Mr. Cooper, a major player in the mortgage and loan industry, has recently confirmed that some of its customer data was leaked due to a cyberattack.
The company, which serves over four million customers, is still in the process of investigating the extent of the data exposure. As of now, the details of the attack and the specific data affected remain unclear.
The company has clarified that it does not hold banking information related to mortgage payments on its systems. This information is managed by a third-party provider, which, according to Mr. Cooper, was not impacted by the incident.

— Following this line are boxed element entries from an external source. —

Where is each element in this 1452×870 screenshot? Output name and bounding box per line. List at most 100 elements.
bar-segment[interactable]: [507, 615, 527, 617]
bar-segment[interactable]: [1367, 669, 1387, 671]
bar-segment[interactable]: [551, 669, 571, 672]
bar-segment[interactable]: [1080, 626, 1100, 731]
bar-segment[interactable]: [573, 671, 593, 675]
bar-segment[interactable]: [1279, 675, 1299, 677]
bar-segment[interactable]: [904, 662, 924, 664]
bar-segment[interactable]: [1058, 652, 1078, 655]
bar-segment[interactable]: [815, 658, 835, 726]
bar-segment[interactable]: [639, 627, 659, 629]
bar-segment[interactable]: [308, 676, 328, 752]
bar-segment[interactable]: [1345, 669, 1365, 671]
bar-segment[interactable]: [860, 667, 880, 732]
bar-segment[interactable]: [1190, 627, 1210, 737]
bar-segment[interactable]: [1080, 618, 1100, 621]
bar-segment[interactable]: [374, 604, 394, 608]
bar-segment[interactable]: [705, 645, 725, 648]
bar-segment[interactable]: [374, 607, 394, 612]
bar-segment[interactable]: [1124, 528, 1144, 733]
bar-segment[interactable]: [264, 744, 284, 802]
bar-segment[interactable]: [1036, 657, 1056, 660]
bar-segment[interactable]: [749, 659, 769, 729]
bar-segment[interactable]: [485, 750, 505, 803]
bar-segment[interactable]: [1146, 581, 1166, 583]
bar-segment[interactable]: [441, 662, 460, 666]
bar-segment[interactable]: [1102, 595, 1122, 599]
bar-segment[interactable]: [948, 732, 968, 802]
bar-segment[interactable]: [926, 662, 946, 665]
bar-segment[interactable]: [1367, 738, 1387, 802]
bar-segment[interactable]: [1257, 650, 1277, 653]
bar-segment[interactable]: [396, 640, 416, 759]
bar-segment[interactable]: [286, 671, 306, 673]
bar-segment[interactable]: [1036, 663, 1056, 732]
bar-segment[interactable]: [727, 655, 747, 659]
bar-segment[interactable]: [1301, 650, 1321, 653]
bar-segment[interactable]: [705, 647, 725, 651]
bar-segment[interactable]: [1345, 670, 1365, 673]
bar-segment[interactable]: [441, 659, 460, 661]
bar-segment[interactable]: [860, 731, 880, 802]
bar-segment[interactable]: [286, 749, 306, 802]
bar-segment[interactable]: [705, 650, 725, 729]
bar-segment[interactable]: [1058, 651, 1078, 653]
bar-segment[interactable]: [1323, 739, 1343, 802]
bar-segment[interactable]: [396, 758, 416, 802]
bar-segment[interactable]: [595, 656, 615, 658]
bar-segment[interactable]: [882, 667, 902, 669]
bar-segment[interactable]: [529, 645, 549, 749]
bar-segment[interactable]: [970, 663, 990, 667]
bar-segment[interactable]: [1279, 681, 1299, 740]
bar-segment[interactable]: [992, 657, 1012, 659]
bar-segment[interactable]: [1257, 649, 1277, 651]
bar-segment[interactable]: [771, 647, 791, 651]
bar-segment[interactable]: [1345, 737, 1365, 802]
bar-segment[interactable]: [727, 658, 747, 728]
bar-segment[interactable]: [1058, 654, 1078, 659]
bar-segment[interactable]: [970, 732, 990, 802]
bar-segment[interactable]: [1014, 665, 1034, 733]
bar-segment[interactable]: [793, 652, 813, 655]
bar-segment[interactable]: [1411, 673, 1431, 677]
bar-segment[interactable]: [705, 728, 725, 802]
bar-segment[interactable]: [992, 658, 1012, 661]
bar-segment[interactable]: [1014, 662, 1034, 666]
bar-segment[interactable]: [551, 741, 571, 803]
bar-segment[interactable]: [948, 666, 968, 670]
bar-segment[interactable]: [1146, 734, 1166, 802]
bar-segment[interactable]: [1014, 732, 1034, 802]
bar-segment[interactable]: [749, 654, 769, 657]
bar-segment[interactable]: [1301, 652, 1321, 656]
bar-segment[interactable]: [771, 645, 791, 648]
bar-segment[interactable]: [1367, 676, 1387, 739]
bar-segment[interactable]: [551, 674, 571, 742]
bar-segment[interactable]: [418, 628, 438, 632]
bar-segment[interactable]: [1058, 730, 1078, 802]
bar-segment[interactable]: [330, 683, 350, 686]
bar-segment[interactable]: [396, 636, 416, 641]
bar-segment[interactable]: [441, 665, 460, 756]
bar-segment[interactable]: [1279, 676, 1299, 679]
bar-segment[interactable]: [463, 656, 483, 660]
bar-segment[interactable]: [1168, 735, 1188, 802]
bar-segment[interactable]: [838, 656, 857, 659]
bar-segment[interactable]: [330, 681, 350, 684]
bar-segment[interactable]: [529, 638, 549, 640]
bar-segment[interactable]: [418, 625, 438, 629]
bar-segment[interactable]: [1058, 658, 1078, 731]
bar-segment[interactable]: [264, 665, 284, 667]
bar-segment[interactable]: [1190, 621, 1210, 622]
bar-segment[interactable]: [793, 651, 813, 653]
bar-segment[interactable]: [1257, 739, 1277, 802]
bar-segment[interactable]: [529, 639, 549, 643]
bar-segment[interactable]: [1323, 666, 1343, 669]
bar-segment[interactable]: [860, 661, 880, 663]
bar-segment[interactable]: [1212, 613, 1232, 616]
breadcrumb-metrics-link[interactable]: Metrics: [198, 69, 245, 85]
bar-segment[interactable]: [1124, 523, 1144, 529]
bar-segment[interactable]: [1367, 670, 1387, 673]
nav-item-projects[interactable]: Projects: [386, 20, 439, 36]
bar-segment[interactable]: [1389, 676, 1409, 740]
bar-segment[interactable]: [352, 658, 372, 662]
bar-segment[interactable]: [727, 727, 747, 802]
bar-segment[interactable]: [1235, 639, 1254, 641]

Customers affected by the breach will receive notices by mail in the upcoming weeks. This announcement comes as Mr. Cooper continues to deal with system outages that began on October 31st, when the cyberattack was first detected.

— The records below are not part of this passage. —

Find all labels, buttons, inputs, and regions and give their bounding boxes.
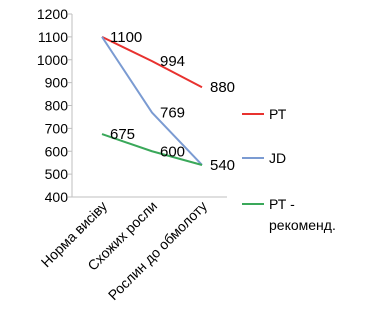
series-line xyxy=(101,133,203,166)
data-labels: 994 880 1100 769 540 675 600 xyxy=(110,29,235,174)
data-label: 994 xyxy=(160,53,185,70)
x-tick-label: Рослин до обмолоту xyxy=(105,198,210,303)
y-axis-ticks: 400 500 600 700 800 900 1000 1100 1200 xyxy=(37,6,72,205)
y-tick-label: 800 xyxy=(45,98,69,114)
series-line xyxy=(101,36,203,166)
y-tick-label: 1000 xyxy=(37,52,68,68)
legend-label: JD xyxy=(269,150,286,166)
data-label: 1100 xyxy=(110,29,142,46)
legend-label: РТ xyxy=(269,106,287,122)
y-tick-label: 1200 xyxy=(37,6,68,22)
data-label: 769 xyxy=(160,105,185,122)
y-tick-label: 500 xyxy=(45,166,69,182)
legend: РТ JD РТ - рекоменд. xyxy=(242,106,336,233)
y-tick-label: 600 xyxy=(45,143,69,159)
y-tick-label: 900 xyxy=(45,75,69,91)
axes xyxy=(71,14,227,198)
y-tick-label: 1100 xyxy=(38,29,68,45)
y-tick-label: 700 xyxy=(45,120,69,136)
legend-label: РТ - xyxy=(269,196,295,212)
series-line xyxy=(101,35,203,89)
data-label: 675 xyxy=(110,126,135,143)
data-label: 600 xyxy=(160,143,185,160)
data-label: 540 xyxy=(210,157,235,174)
legend-label: рекоменд. xyxy=(269,217,336,233)
y-tick-label: 400 xyxy=(45,189,69,205)
series-lines xyxy=(101,35,203,166)
data-label: 880 xyxy=(210,79,235,96)
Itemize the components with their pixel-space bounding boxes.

In response, the company promptly shut down its systems to contain the attack. This has led to several customers reporting issues with accessing their accounts.
In a financial context, Mr. Cooper has informed the U.S. Securities and Exchange Commission that it may face up to $10 million in additional costs due to vendor services in the fourth quarter. The company does not foresee any significant long-term effects on its business operations.
Requests for further comments from Mr. Cooper were redirected to a third-party PR firm, which restated the company’s public announcement but did not provide detailed responses to specific inquiries.
Mr. Cooper’s Chief Information Security Officer, Scot Miller, was not made available for an interview when requested.